Os mais de R$ 100 bilhões estimados pela A&M correspondem ao faturamento total de todas as empresas de engenharia e construção do país em 2022. “Daí o grande desafio de como executar tudo isso, visto que precisaremos de muita mão de obra, de insumos e de empresas especializadas para lidar com um volume tão significativo de obras em um espaço curto de tempo”, aponta Filipe Bonaldo, sócio-diretor da A&M Infra.
Rodovias estaduais e federais exigirão entre R$ 3 bilhões e R$ 9 bilhões. Levantamento do governo gaúcho indica que mais de 4,5 mil km de vias (ruas, rodovias, estradas vicinais etc.) foram comprometidas. As quatro rodovias que a CCR opera no Estado, pela Via Sul, tiveram comprometimentos e deve investir R$ 250 milhões em recuperação e recomposição de taludes e de pontes. Também vai manter o investimento original de mais de R$ 1 bilhão previsto até 2025, segundo, o presidente Eduardo Camargo. O recurso está destinado para a duplicação de quase 270 km da BR 386, a mais afetada.
Ainda não há dados sobre os impactos na malha ferroviária, utilizada em grande parte para o escoamento de grãos. A Rumo, que detém uma concessão, ainda está avaliando os danos.
Segundo o governo gaúcho, as enchentes afetaram de forma direta cerca de 283 mil residências, (5,3% do total), impactando quase 600 mil pessoas. Eldorado do Sul, na região metropolitana de Porto Alegre, foi o município mais afetado: o rio Jacuí atingiu 80,8% das residências da cidade, segundo o Mapa Único do Plano Rio Grande.

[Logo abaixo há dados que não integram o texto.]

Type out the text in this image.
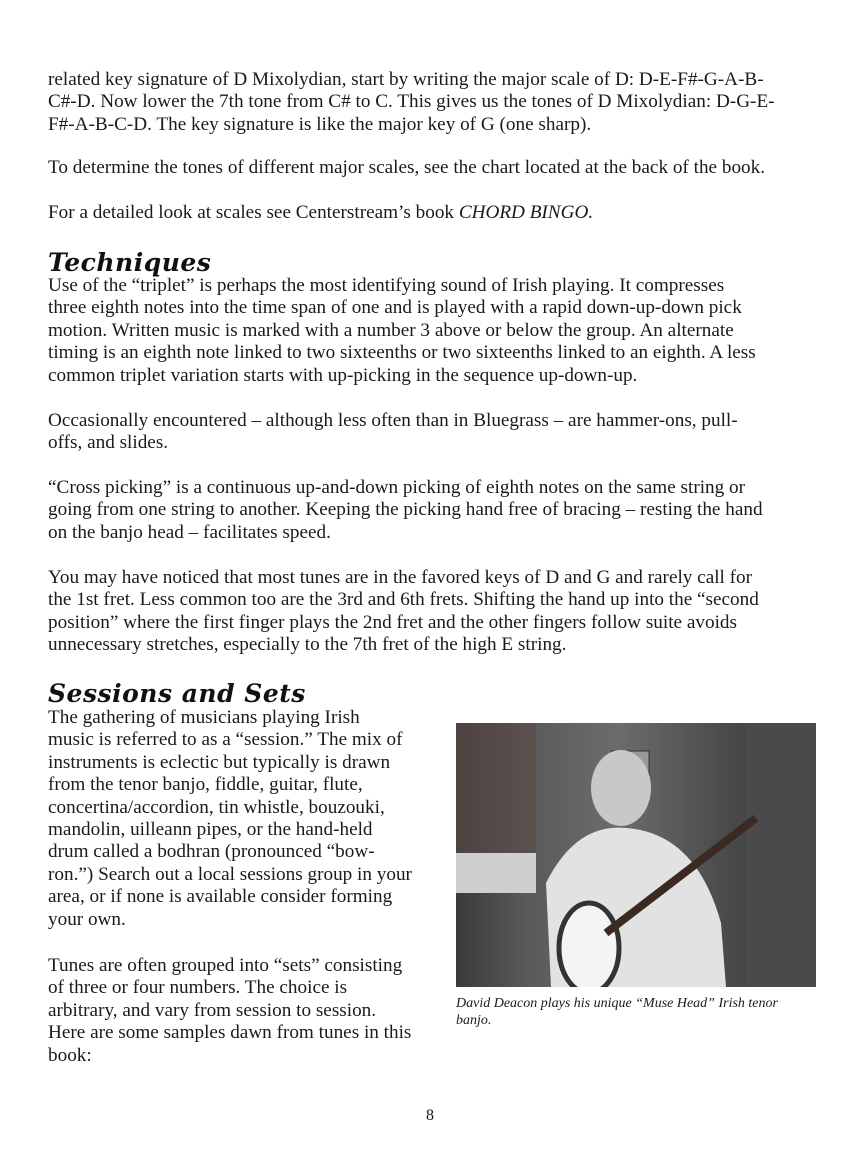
Techniques
Sessions and Sets
For a detailed look at scales see Centerstream’s book CHORD BINGO.
8
related key signature of D Mixolydian, start by writing the major scale of D: D-E-F#-G-A-B-
C#-D. Now lower the 7th tone from C# to C. This gives us the tones of D Mixolydian: D-G-E-
F#-A-B-C-D. The key signature is like the major key of G (one sharp).
To determine the tones of different major scales, see the chart located at the back of the book.
Use of the “triplet” is perhaps the most identifying sound of Irish playing. It compresses
three eighth notes into the time span of one and is played with a rapid down-up-down pick
motion. Written music is marked with a number 3 above or below the group. An alternate
timing is an eighth note linked to two sixteenths or two sixteenths linked to an eighth. A less
common triplet variation starts with up-picking in the sequence up-down-up.
Occasionally encountered – although less often than in Bluegrass – are hammer-ons, pull-
offs, and slides.
“Cross picking” is a continuous up-and-down picking of eighth notes on the same string or
going from one string to another. Keeping the picking hand free of bracing – resting the hand
on the banjo head – facilitates speed.
You may have noticed that most tunes are in the favored keys of D and G and rarely call for
the 1st fret. Less common too are the 3rd and 6th frets. Shifting the hand up into the “second
position” where the first finger plays the 2nd fret and the other fingers follow suite avoids
unnecessary stretches, especially to the 7th fret of the high E string.
The gathering of musicians playing Irish
music is referred to as a “session.” The mix of
instruments is eclectic but typically is drawn
from the tenor banjo, fiddle, guitar, flute,
concertina/accordion, tin whistle, bouzouki,
mandolin, uilleann pipes, or the hand-held
drum called a bodhran (pronounced “bow-
ron.”) Search out a local sessions group in your
area, or if none is available consider forming
your own.
Tunes are often grouped into “sets” consisting
of three or four numbers. The choice is
arbitrary, and vary from session to session.
Here are some samples dawn from tunes in this
book:
David Deacon plays his unique “Muse Head” Irish tenor
banjo.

Diversos imóveis sofreram danos estruturais, como o de Jaqueline Aguiar, que teve de deixar a casa de madeira em que vivia de aluguel em 3 de maio. “Caiu uma parte do assoalho [da casa]. A gente não imaginou que ia chegar nessa proporção”, afirma.
Empresas de construção avaliam que haverá uma mudança das centralidades nas cidades atingidas, fazendo com que indústria, comércio e serviços migrem para locais livres de futuros alagamentos. “As famílias também buscarão residências em lugares acima das cotas de inundação. Mesmo as cidades pequenas deverão sofrer um processo de verticalização”, afirma Leandro Kunst, diretor-executivo e sócio da Construarte.
Embora não existam dados precisos sobre investimentos no segmento daqui para frente, o empresário afirma que a recuperação de casas é tão grande que já é possível observar um aumento na demanda de materiais de construção, com reflexo nos preços. “A demanda por imóveis residenciais, sejam casas ou apartamentos, será maior nos próximos anos. A dificuldade que temos pela frente, assim como é possível verificar no restante do Brasil, é a elevada taxa de juros e o alto endividamento das famílias”.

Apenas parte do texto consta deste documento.